8. Under this, the commission should ask the critical questions of where does Lonmin, Glencore, BHP Billiton, Anglo American, African Rainbow Minerals and Shanduka sell their natural resources to and for how much. We need to investigate the corporations which ANC Politicians have interests in and we will discover so many things. We can assure Chairperson, that if this is done, SA will realise that an equivalent of 25% of its GDP is being eroded by these forms of corporate criminality and theft.
9. This also explains the fact that mining as a whole, only contributes less than R25 billion per annum into the national budget, despite the fact the SA is the biggest producer of more than 52 mineral resources, which make huge profits. What this means is that the whole revenue generated from Mining and Mines cannot finance eThekwini Municipality whose annual budget is above R35 billion per annum. Is it possible maybe that the subsidy which mining companies receive on electricity, water, and the resources the state spends to repair the environmental degradation and health hazards caused by mining exceed its contribution to the national revenue and budget?
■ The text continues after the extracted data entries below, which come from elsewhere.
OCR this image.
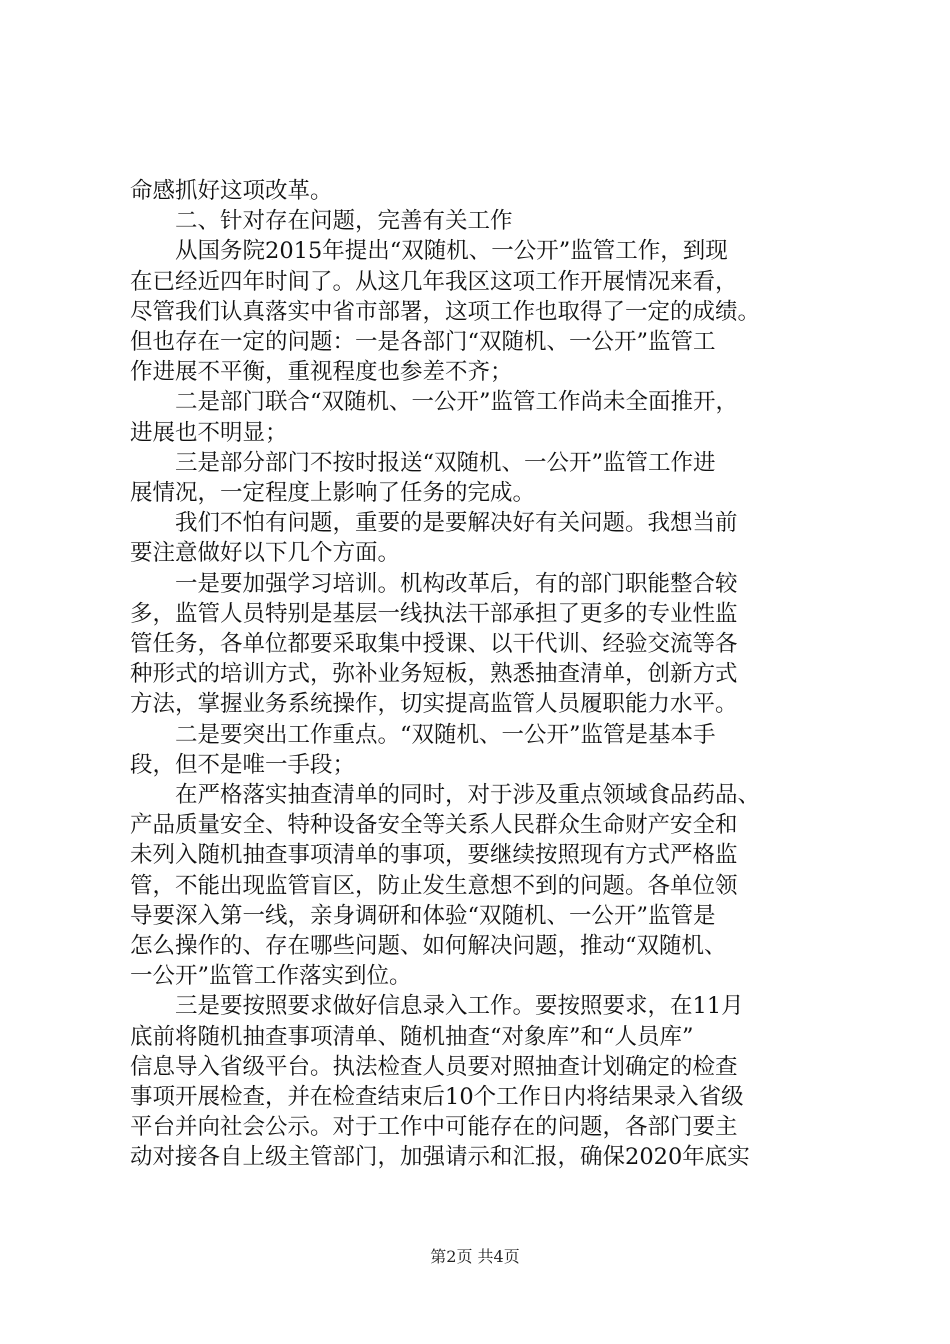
命感抓好这项改革。
　　二、针对存在问题，完善有关工作
　　从国务院2015年提出“双随机、一公开”监管工作，到现
在已经近四年时间了。从这几年我区这项工作开展情况来看，
尽管我们认真落实中省市部署，这项工作也取得了一定的成绩。
但也存在一定的问题：一是各部门“双随机、一公开”监管工
作进展不平衡，重视程度也参差不齐；
　　二是部门联合“双随机、一公开”监管工作尚未全面推开，
进展也不明显；
　　三是部分部门不按时报送“双随机、一公开”监管工作进
展情况，一定程度上影响了任务的完成。
　　我们不怕有问题，重要的是要解决好有关问题。我想当前
要注意做好以下几个方面。
　　一是要加强学习培训。机构改革后，有的部门职能整合较
多，监管人员特别是基层一线执法干部承担了更多的专业性监
管任务，各单位都要采取集中授课、以干代训、经验交流等各
种形式的培训方式，弥补业务短板，熟悉抽查清单，创新方式
方法，掌握业务系统操作，切实提高监管人员履职能力水平。
　　二是要突出工作重点。“双随机、一公开”监管是基本手
段，但不是唯一手段；
　　在严格落实抽查清单的同时，对于涉及重点领域食品药品、
产品质量安全、特种设备安全等关系人民群众生命财产安全和
未列入随机抽查事项清单的事项，要继续按照现有方式严格监
管，不能出现监管盲区，防止发生意想不到的问题。各单位领
导要深入第一线，亲身调研和体验“双随机、一公开”监管是
怎么操作的、存在哪些问题、如何解决问题，推动“双随机、
一公开”监管工作落实到位。
　　三是要按照要求做好信息录入工作。要按照要求，在11月
底前将随机抽查事项清单、随机抽查“对象库”和“人员库”
信息导入省级平台。执法检查人员要对照抽查计划确定的检查
事项开展检查，并在检查结束后10个工作日内将结果录入省级
平台并向社会公示。对于工作中可能存在的问题，各部门要主
动对接各自上级主管部门，加强请示和汇报，确保2020年底实
第2页 共4页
10. Now, the National Treasury and SARS carry an obligation to combat these forms of corporate criminality and capital theft. There has however never been a credible programme from both these institutions to combat these phenomena which rob SA of its potential wealth. Well, there is an ongoing commission on taxation, and it does not look like there is proper political leadership provided on this process.
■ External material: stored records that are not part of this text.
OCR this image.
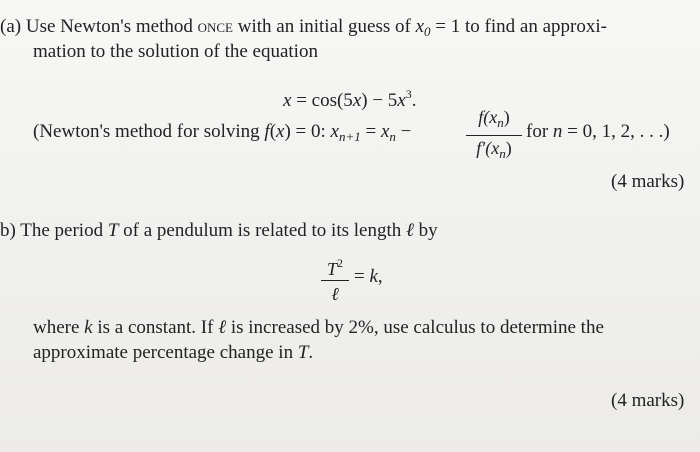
(a) Use Newton's method once with an initial guess of $x_0 = 1$ to find an approxi-
mation to the solution of the equation
$x = \cos(5x) - 5x^3$.
(Newton's method for solving f(x) = 0: $x_{n+1} = x_n$ −	$\frac{f(x_n)}{f'(x_n)}$ for n = 0, 1, 2, . . .)
(4 marks)
b) The period T of a pendulum is related to its length ℓ by
$T^2$
ℓ
= k,
where k is a constant. If ℓ is increased by 2%, use calculus to determine the
approximate percentage change in T.
(4 marks)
11. Coupled with local beneficiation and industrialisation, which should be implemented in a clearly defined and coordinated way, national treasury should retrospectively collect all the taxes that SA has been robbed of in the mining sector and utilise the money recovered to heavily invest in local beneficiation and industrialisation of mineral resources. Such will create jobs, and decisively deal with the crises of poverty, unemployment and underemployment.
12. There currently is no clearly coordinated industrial expansion strategy in South Africa because entities and policy instruments work in silos, and the National Development Plan, which both the DA and ANC worship, say nothing about the industrial policy and expansion. If properly prioritised, industrial policy will illustrate to national treasury that fiscal and monetary policies should be aligned to the need for industrial expansion.
13. Currently, the Reserve Bank is in control of monetary policy, and its decisions recurrently affirm South Africa as a semi-colonial exporter of natural resources and importer of finished goods and services.
14. Such should be discontinued, so that the fiscal, monetary, macro and micro-economic policies are aligned to industrial expansion. Unless such is done, the EFF will never agree with any budget vote of the national treasury. We vote No!